La situación habitacional en Argentina se encuentra en un punto crítico. Un reciente informe del Centro RA de la Facultad de Económicas de la UBA ha revelado un panorama desalentador para los inquilinos: los alquileres en el Gran Buenos Aires (GBA) se han disparado un 423% desde diciembre de 2023, una cifra que duplica con creces la inflación acumulada del 209% durante la gestión de Javier Milei. Este incremento vertiginoso plantea serias interrogantes sobre la accesibilidad a la vivienda y el futuro de miles de familias argentinas.
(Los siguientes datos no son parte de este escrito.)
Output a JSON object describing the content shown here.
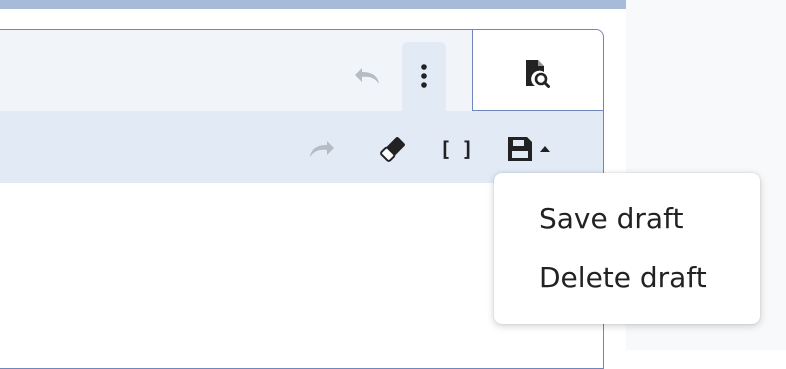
{
  "colors": {
    "top_band": "#a7bbd9",
    "toolbar_light": "#f1f5fa",
    "toolbar_dark": "#e2ebf5",
    "border": "#6f87ba",
    "icon": "#222222",
    "icon_disabled": "#b5bcc4",
    "right_panel": "#f8f9fa"
  },
  "toolbar": {
    "icons": {
      "undo": "undo-icon",
      "more": "more-vertical-icon",
      "preview": "file-search-icon",
      "redo": "redo-icon",
      "eraser": "eraser-icon",
      "brackets": "brackets-icon",
      "save": "save-icon",
      "caret": "caret-up-icon"
    },
    "brackets_glyph": "[ ]"
  },
  "menu": {
    "items": [
      {
        "label": "Save draft"
      },
      {
        "label": "Delete draft"
      }
    ]
  }
}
El estudio pone de manifiesto una marcada disparidad en la evolución de los precios relativos. Si bien la desinflación es un objetivo central del gobierno actual, esta no se traduce en una mejora equitativa para todos los sectores de la economía. El rubro “Vivienda, servicios vinculados y otros combustibles” ha sido el más afectado, registrando un aumento acumulado cercano al 400%. Dentro de este grupo, el ítem de alquileres de vivienda lidera el alza, con un incremento del 423 por ciento.
Pero la problemática no se limita únicamente a los alquileres. Los servicios públicos también han experimentado aumentos significativos, exacerbando la presión sobre el presupuesto familiar. El gas natural, por ejemplo, ha subido un impactante 766% en los últimos 26 meses, seguido de la energía eléctrica (370%) y el servicio de agua (366%). Esta combinación de factores ha llevado a que los costos de residencia y energía sean casi cuatro veces superiores en términos nominales en comparación con el inicio de la gestión actual.
El informe de la UBA subraya que esta dinámica de precios se produce sobre una base de reajustes previos, lo que significa que la estabilización macroeconómica actual se construye sobre un terreno inestable para muchos hogares. Existe una “dinámica mucho más heterogénea” donde no todos los rubros evolucionaron de la misma forma, generando ganadores y perdedores dentro del esquema inflacionario. Mientras que algunos sectores, como el de alimentos y bebidas no alcohólicas, han experimentado aumentos más moderados (182%), otros, como la vivienda y los servicios, han sufrido incrementos desproporcionados.

La disparidad de precios se extiende a otros sectores de la canasta básica. Las comunicaciones subieron un 321%, la educación un 279% y el transporte un 255%. En contraste, el equipamiento y mantenimiento del hogar aumentó un 128%, y las prendas de vestir y calzado, un 106%. Esta configuración de precios implica que el costo de mantener una propiedad y pagar los servicios ha crecido casi cuatro veces más rápido que el costo de la vestimenta y el calzado.
Incluso dentro del rubro de alimentos, se observa una fuerte dispersión. De los 59 productos relevados por el Centro RA, 32 registraron aumentos superiores al promedio de su propio rubro. El polvo para flan lidera la lista con un alza acumulada del 424,7%, superando incluso el incremento de los alquileres. Le siguen el limón (342,4%), el café molido (308,2%) y la lechuga (292,9%). En contraste, productos esenciales como el azúcar (0,5%), el arroz (11,7%) y los fideos para guiso (58,7%) mostraron variaciones mínimas.
El estudio concluye que, a pesar de la tendencia descendente de la inflación mensual (2,6% en febrero), el peso de los gastos fijos continúa siendo el principal desafío para las economías domésticas. La diferencia acumulada entre la inflación general y el aumento de los alquileres marca una distorsión en la asignación de ingresos de los trabajadores. La situación obliga a las familias a tomar decisiones difíciles, como reducir el consumo de energía, postergar la compra de alimentos o mudarse a barrios más alejados.
En definitiva, el informe de la UBA pinta un cuadro preocupante de la situación habitacional en Argentina. La combinación de alquileres desorbitados, servicios públicos costosos y una inflación persistente está poniendo en jaque la estabilidad económica de los hogares y amenazando el derecho a una vivienda digna. La necesidad de implementar políticas públicas efectivas que aborden esta problemática es más urgente que nunca.